Music Recording Help
Ok…so here’s the deal. I am a musician: singer, play piano, write music. I want to start recording my own stuff. I once recorded one of my songs with this guy who had a whole little recording studio and that is what I am after…but I don’t even know where to begin!
What software should I use? I am not very computer savvy…I need something that will allow me to convert what I play on piano to sound as if it were other instruments. What mics are best? What keyboard should I purchase? Please help if you can with suggestions.
Thank you so much!
I’d suggest you do some research. If you’re at all computer comfortable, that’s the way to go. As a start check out:
Hom recording. com
All of us here are obviously using n-track and like it. Sounds like you want to also do MIDI.
Before you go dumping a lot of hard-earned cash, get a beginners book.
Here’s a good one:
|What software should I use? I am not very computer savvy…I need something that will allow me to convert what I play on piano to sound as if it were other instruments.|
Well, n-track is a good start.
As for a keyboard, you need something that has a Midi output. That way instead of the audio being recorded, what you actually record is the “score”, (in a manner of speaking).
Then that “score” can be played by any “instrument”.

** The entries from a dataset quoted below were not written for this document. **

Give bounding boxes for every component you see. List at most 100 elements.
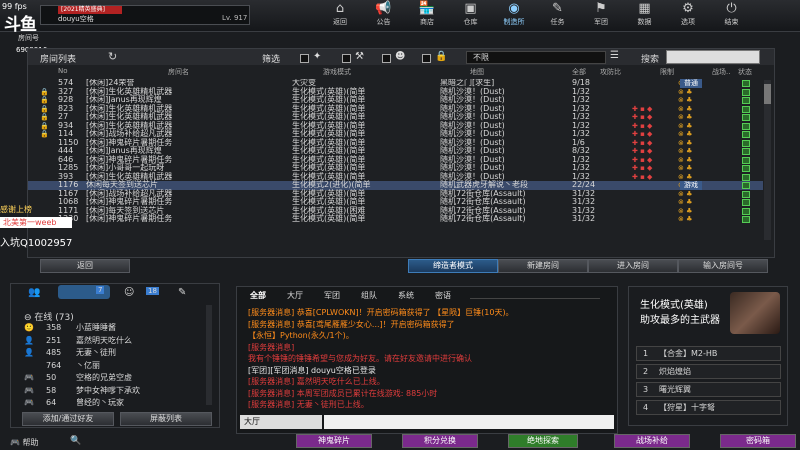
mode-weapon-item[interactable]: 2 炽焰煌焰 bbox=[636, 364, 781, 379]
bottom-button[interactable]: 积分兑换 bbox=[402, 434, 478, 448]
add-friend-button[interactable]: 添加/通过好友 bbox=[22, 412, 114, 426]
scrollbar-thumb[interactable] bbox=[764, 84, 771, 104]
mode-subtitle: 助攻最多的主武器 bbox=[640, 315, 720, 326]
room-equip-icon: ⊗ ♣ bbox=[678, 198, 693, 206]
chat-line: [服务器消息] 无妻丶徒刑已上线。 bbox=[248, 400, 369, 409]
group-count-badge: 18 bbox=[146, 287, 159, 295]
mode-item-rank: 4 bbox=[643, 403, 649, 412]
col-people: 全部 bbox=[572, 68, 586, 76]
chat-line: [服务器消息] 恭喜[CPLWOKN]！开启密码箱获得了 【星陨】巨锤(10天)… bbox=[248, 308, 514, 317]
stream-name: 北美第一weeb bbox=[0, 217, 73, 228]
list-view-icon[interactable]: ☰ bbox=[610, 50, 619, 61]
room-state-icon bbox=[742, 80, 750, 87]
back-button[interactable]: 返回 bbox=[40, 259, 130, 273]
room-lock: 🔒 bbox=[40, 87, 49, 96]
friend-item[interactable]: 👤 251 嘉然明天吃什么 bbox=[24, 335, 132, 347]
nav-shop-button[interactable]: 🏪 商店 bbox=[407, 1, 447, 31]
mode-item-name: 曙光辉翼 bbox=[659, 385, 691, 394]
nav-announcement-button[interactable]: 📢 公告 bbox=[364, 1, 404, 31]
room-number-label: 房间号 bbox=[18, 34, 39, 42]
bottom-button[interactable]: 绝地探索 bbox=[508, 434, 578, 448]
user-name: douyu空格 bbox=[58, 15, 94, 23]
character-portrait bbox=[730, 292, 780, 334]
chat-line: [军团][军团消息] douyu空格已登录 bbox=[248, 365, 376, 375]
friends-tab-icon[interactable]: 👥 bbox=[28, 287, 40, 298]
room-state-icon bbox=[742, 148, 750, 155]
bottom-button[interactable]: 密码箱 bbox=[720, 434, 796, 448]
mode-weapon-item[interactable]: 4 【狩星】十字弩 bbox=[636, 400, 781, 415]
friend-item[interactable]: 🙂 358 小蓝睡睡酱 bbox=[24, 322, 116, 334]
nav-settings-button[interactable]: ⚙ 选项 bbox=[668, 1, 708, 31]
friend-item[interactable]: 👤 485 无妻丶徒刑 bbox=[24, 347, 116, 359]
col-no: No bbox=[58, 67, 68, 75]
weapon-limit-icon: ✚ ▪ ◆ bbox=[632, 121, 653, 130]
room-state-icon bbox=[742, 207, 750, 215]
nav-power-button[interactable]: ⏻ 结束 bbox=[712, 1, 752, 31]
group-tab-icon[interactable]: ☺ bbox=[124, 287, 134, 298]
nav-mission-button[interactable]: ✎ 任务 bbox=[538, 1, 578, 31]
friend-item[interactable]: 🎮 50 空格的兄弟空虚 bbox=[24, 372, 132, 384]
chat-tab[interactable]: 系统 bbox=[398, 290, 414, 301]
mode-item-name: 炽焰煌焰 bbox=[659, 367, 691, 376]
room-state-icon bbox=[742, 190, 750, 198]
refresh-icon[interactable]: ↻ bbox=[108, 50, 117, 63]
filter-checkbox-3[interactable] bbox=[382, 54, 391, 63]
filter-checkbox-4[interactable] bbox=[422, 54, 431, 63]
room-state-icon bbox=[742, 88, 750, 96]
help-link[interactable]: 🎮 帮助 bbox=[10, 437, 39, 448]
mode-item-rank: 2 bbox=[643, 367, 649, 376]
room-row[interactable]: 1230[休闲]神鬼碎片暑期任务生化模式(英雄)(简单随机72街仓库(Assau… bbox=[28, 214, 763, 224]
weapon-limit-icon: ✚ ▪ ◆ bbox=[632, 138, 653, 147]
bottom-button[interactable]: 战场补给 bbox=[614, 434, 690, 448]
mode-weapon-item[interactable]: 3 曙光辉翼 bbox=[636, 382, 781, 397]
room-state-icon bbox=[742, 105, 750, 113]
edit-tab-icon[interactable]: ✎ bbox=[178, 287, 186, 298]
chat-input[interactable] bbox=[324, 415, 614, 429]
friend-item[interactable]: 🎮 58 梦中女神嗲下承欢 bbox=[24, 385, 140, 397]
nav-factory-button[interactable]: ◉ 制造所 bbox=[494, 1, 534, 31]
room-list-columns: No 房间名 游戏模式 地图 全部 攻防比 限制 战场.. 状态 bbox=[28, 66, 774, 78]
chat-tab[interactable]: 全部 bbox=[250, 290, 266, 301]
search-input[interactable] bbox=[666, 50, 760, 64]
room-equip-icon: ⊗ ♣ bbox=[678, 189, 693, 198]
new-room-button[interactable]: 新建房间 bbox=[498, 259, 588, 273]
chat-tab[interactable]: 组队 bbox=[361, 290, 377, 301]
user-tag-badge: [2021精英盛典] bbox=[58, 6, 122, 14]
spectator-mode-button[interactable]: 缔造者模式 bbox=[408, 259, 498, 273]
filter-checkbox-1[interactable] bbox=[300, 54, 309, 63]
block-list-button[interactable]: 屏蔽列表 bbox=[120, 412, 212, 426]
room-list-scrollbar[interactable] bbox=[764, 80, 771, 240]
friends-scrollbar[interactable] bbox=[206, 305, 212, 405]
mode-item-name: 【合金】M2-HB bbox=[659, 349, 718, 358]
filter-select[interactable]: 不限 bbox=[466, 51, 606, 64]
chat-tab[interactable]: 密语 bbox=[435, 290, 451, 301]
room-equip-icon: ⊗ ♣ bbox=[678, 104, 693, 113]
nav-clan-button[interactable]: ⚑ 军团 bbox=[581, 1, 621, 31]
input-room-number-button[interactable]: 输入房间号 bbox=[678, 259, 768, 273]
bottom-button[interactable]: 神鬼碎片 bbox=[296, 434, 372, 448]
clan-icon: ⚑ bbox=[595, 1, 607, 16]
nav-warehouse-button[interactable]: ▣ 仓库 bbox=[451, 1, 491, 31]
enter-room-button[interactable]: 进入房间 bbox=[588, 259, 678, 273]
mode-item-name: 【狩星】十字弩 bbox=[659, 403, 715, 412]
filter-checkbox-2[interactable] bbox=[342, 54, 351, 63]
room-lock: 🔒 bbox=[40, 104, 49, 113]
chat-line: [服务器消息] 本周军团成员已累计在线游戏: 885小时 bbox=[248, 388, 438, 398]
room-state-icon bbox=[742, 122, 750, 130]
chat-tab[interactable]: 军团 bbox=[324, 290, 340, 301]
nav-data-button[interactable]: ▦ 数据 bbox=[625, 1, 665, 31]
search-icon[interactable]: 🔍 bbox=[70, 436, 81, 446]
friend-item[interactable]: 764 丶亿丽 bbox=[24, 360, 100, 372]
chat-channel-select[interactable]: 大厅 bbox=[240, 415, 322, 429]
room-lock: 🔒 bbox=[40, 113, 49, 121]
nav-return-button[interactable]: ⌂ 返回 bbox=[320, 1, 360, 31]
nav-label: 结束 bbox=[724, 18, 739, 26]
stream-qq: 入坑Q1002957 bbox=[0, 238, 73, 249]
players-icon: ☻ bbox=[395, 51, 406, 62]
chat-tab[interactable]: 大厅 bbox=[287, 290, 303, 301]
friend-item[interactable]: 🎮 64 曾经的丶玩家 bbox=[24, 397, 124, 409]
nav-label: 任务 bbox=[550, 18, 565, 26]
room-equip-icon: ⊗ ♣ bbox=[678, 147, 693, 155]
mode-weapon-item[interactable]: 1 【合金】M2-HB bbox=[636, 346, 781, 361]
nav-label: 商店 bbox=[420, 18, 434, 26]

As for mics, if you get a dozen responses, you’ll get two dozen different answers.
But depends what you want to record. Dynamics are reliable, robust and idiot proof, and the Shure SM57/58 are ubiquitous.
Condensers tend to be less robust, but are more open and airy, and are favoured for many instruments and voices.
Ribbons have a beautiful sound, and are hellish expensive, and if you look at them the wrong way, they explode!
But as I said, it all depends.
So as Val and Tim say, get yourself a good beginners book, or get info off the Internet, then come back here for specific answers, opinions, and urban myths.
You can get a nice MIDI keyboard for under 200 smack a roos, N-track is a great inexpensive recording software.
You dont have to be very literate on computers. You will have to get into the inner workings of any software to get to the point of making a decent demo quality recording. Once you get to that stage, you can if willing, progress to making pro quality output.
You need to come up with a budget. Good mics start at around 100 dollars, MIDI keyboards ( to do what you stated) start around that amount also. You can get some fairly low end equip and make fine recordings.
Regarding microphones, this is one of the few products where you can still get some great deals on ebay. The thing is, you will need to spend some time and do some research to buy intelligently. Microphones make a big difference and if you can put together a modest collection of different mics it will really help your recording. Here’s a few tips:
For dynamic mics stick with the major brands. I’ve been particularly happy with Audio-Technica but anything by Shure, Sennheiser, and Audix will be good quality. If you’re buying on ebay the Shure mics will go for the highest prices so are generally not the best value.
For large and small diaphram condenser mics you can get started pretty cheap with something from MXL or Studio Projects. These are Chinese mics that sound amazing for the money. You can find some incredible deals on ebay.
A few of my favorite low cost mics are the AT MB2000 (now the MB2K), MB4000 (now the MB4K), MXL 2001, MXL 603S, Oktava 319, and the good 'ole Shure SM 57.